The most entrancing passages here are Sebald’s sudden visions and images (in which he seems to have been well served by the translator) and their hallucinatory yet authentic power. (Though some other adjective than ‘entrancing’ is needed for the photograph from the Forties of Bosnians, Serbs and Jews ‘hanged in rows like crows or magpies’, a black spot of time.) For instance, a mallard illuminated by a flash of lightning, in minute detail, down to the pores in its eyelid; cars on motorways, seen from a light plane, ‘like beads on an abacus designed to calculate infinity’; in The Hague, the apparition of an American limousine bearing ‘a pimp in a white suit, wearing gold-framed sunglasses and on his head a ludicrous Tyrolean hat’; the scratchy sound of a transistor radio, on the beach near Lowestoft, ‘as if the pebbles being dragged back by the waves were talking to each other’; a demented quail in a deserted aviary in the grounds of Somerleyton, ‘running to and fro along the edge of the cage and shaking its head every time it was about to turn, as if it couldn’t comprehend how it had got into this hopeless fix’; a meal in a hotel said to be ‘of a superior description’ by the wanderer’s guidebook, published shortly after the turn of the century: ‘The breadcrumb armour-plating of the fish had been partly singed by the grill, and the prongs of my fork bent on it’; the Orfordness landscape, with its deserted concrete bunkers and scrap metal, the detritus of what was once an establishment for secret weapons research, looking like the aftermath of a nuclear catastrophe: no wonder that when a hare started up from the grass at Sebald’s feet, there was no telling which of them was the more terrified.

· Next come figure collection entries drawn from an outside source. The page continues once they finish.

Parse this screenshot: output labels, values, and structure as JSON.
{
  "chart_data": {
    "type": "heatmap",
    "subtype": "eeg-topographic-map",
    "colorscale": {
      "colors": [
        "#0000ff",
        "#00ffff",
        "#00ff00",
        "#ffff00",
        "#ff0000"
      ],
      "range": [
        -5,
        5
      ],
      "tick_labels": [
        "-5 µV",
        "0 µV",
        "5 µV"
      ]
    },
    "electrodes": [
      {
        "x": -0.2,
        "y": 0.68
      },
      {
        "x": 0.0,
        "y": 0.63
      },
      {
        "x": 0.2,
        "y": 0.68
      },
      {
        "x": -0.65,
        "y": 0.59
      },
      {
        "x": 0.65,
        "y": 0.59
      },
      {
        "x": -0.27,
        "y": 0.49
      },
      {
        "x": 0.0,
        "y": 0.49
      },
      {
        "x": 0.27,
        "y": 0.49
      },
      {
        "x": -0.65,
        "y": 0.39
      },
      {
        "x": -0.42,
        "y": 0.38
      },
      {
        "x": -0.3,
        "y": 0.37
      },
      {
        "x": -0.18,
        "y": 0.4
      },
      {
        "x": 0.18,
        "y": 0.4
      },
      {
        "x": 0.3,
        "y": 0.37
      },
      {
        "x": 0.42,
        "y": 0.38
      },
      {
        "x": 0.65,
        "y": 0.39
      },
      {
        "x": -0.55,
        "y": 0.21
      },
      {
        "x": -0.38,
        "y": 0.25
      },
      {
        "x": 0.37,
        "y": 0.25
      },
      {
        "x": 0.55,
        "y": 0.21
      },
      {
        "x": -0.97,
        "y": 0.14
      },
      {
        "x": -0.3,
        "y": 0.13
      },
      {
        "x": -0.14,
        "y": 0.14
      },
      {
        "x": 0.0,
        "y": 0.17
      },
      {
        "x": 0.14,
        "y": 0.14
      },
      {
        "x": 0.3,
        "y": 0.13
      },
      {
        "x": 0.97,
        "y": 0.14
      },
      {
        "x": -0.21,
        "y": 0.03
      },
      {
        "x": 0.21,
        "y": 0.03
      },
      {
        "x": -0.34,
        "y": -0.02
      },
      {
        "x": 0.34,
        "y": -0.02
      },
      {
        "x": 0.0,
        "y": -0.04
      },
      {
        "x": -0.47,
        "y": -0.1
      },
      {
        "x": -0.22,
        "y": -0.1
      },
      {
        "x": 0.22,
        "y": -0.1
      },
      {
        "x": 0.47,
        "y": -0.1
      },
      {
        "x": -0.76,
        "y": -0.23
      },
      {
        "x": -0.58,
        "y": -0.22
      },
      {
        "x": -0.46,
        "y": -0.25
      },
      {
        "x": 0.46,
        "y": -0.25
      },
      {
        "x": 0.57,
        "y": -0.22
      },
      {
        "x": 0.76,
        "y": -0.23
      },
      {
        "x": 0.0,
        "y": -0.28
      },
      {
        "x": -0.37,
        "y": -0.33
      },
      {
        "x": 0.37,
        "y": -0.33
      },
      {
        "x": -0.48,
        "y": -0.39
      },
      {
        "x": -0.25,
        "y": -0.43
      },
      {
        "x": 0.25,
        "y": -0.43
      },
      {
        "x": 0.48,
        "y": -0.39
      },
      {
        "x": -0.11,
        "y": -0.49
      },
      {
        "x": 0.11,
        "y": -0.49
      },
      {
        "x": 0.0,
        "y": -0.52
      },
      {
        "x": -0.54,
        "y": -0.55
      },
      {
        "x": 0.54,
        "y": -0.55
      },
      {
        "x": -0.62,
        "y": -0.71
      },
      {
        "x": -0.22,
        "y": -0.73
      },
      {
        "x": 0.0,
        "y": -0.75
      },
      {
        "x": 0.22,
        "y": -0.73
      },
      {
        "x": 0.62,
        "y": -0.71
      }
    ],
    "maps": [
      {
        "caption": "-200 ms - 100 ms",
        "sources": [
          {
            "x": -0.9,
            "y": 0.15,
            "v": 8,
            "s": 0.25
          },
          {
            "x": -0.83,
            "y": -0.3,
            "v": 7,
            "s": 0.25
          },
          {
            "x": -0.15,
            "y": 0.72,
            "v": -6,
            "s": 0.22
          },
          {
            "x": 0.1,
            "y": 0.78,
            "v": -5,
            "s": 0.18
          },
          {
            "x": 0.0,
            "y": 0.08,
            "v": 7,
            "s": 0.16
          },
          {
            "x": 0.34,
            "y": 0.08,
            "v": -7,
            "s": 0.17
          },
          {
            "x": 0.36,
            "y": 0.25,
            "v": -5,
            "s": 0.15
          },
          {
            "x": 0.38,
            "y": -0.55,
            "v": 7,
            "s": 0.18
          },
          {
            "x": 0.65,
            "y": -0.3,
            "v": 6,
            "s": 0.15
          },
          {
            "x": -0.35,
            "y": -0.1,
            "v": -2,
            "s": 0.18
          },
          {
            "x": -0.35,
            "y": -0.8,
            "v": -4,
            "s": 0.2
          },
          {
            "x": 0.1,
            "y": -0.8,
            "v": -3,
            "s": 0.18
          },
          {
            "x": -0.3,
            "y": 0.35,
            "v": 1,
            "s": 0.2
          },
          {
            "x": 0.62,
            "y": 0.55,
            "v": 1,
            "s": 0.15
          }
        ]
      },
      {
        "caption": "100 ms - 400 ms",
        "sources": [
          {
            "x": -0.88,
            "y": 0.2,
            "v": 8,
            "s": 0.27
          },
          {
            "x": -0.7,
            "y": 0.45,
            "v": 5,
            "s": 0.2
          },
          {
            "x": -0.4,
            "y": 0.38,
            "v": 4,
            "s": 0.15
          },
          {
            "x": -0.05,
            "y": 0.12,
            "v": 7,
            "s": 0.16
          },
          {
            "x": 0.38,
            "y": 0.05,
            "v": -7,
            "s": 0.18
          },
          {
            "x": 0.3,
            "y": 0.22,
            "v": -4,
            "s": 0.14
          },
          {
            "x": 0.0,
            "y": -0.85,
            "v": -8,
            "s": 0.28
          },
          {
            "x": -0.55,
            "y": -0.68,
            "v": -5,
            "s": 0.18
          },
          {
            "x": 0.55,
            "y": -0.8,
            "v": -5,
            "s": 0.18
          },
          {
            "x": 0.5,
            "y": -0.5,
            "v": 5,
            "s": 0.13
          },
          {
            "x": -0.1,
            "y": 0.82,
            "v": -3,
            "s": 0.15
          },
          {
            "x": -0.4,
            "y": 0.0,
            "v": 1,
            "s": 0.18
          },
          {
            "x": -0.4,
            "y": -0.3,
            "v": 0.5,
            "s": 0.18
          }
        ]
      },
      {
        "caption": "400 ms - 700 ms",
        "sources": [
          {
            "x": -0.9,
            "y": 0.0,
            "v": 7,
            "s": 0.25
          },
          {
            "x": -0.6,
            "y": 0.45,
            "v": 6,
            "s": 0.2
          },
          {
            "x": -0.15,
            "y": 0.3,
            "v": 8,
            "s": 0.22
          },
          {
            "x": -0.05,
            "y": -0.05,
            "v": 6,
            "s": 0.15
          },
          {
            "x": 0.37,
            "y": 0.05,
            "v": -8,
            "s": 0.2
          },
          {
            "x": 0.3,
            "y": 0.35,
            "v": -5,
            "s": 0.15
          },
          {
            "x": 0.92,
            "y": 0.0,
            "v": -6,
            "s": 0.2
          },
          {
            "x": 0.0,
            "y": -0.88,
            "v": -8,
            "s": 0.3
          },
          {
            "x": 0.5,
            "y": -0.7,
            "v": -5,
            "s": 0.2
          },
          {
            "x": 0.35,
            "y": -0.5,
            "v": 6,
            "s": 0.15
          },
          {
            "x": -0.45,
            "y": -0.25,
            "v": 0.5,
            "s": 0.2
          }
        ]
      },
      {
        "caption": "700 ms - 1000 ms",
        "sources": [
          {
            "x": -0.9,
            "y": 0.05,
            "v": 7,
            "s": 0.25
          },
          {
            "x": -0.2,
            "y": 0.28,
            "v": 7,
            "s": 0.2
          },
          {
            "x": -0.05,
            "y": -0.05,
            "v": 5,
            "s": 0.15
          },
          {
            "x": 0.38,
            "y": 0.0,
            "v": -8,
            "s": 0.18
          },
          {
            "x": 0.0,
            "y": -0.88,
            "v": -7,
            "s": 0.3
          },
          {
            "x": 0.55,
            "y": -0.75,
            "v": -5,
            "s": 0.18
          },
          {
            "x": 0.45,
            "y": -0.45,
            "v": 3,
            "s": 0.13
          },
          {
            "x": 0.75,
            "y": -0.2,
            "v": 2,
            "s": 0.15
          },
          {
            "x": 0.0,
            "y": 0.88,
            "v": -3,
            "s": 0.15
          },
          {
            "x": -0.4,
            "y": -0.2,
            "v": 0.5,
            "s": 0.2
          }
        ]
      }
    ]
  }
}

Orbits decay; and life itself, Sir Thomas Browne surmised, is but the shadow of death. All things die so that others may live, whether for better or for worse. ‘The discovery of the terrible reality hidden in this narration has a shattering power,’ the Frankfurter Allgemeine Zeitung proclaims of the present book. Perhaps that’s a trifle over the top. In fact as a guidebook of a distinctly superior description, The Rings of Saturn should recommend itself to the tourist industry. In the nicest sense Sebald has turned the North Sea back into the German Ocean.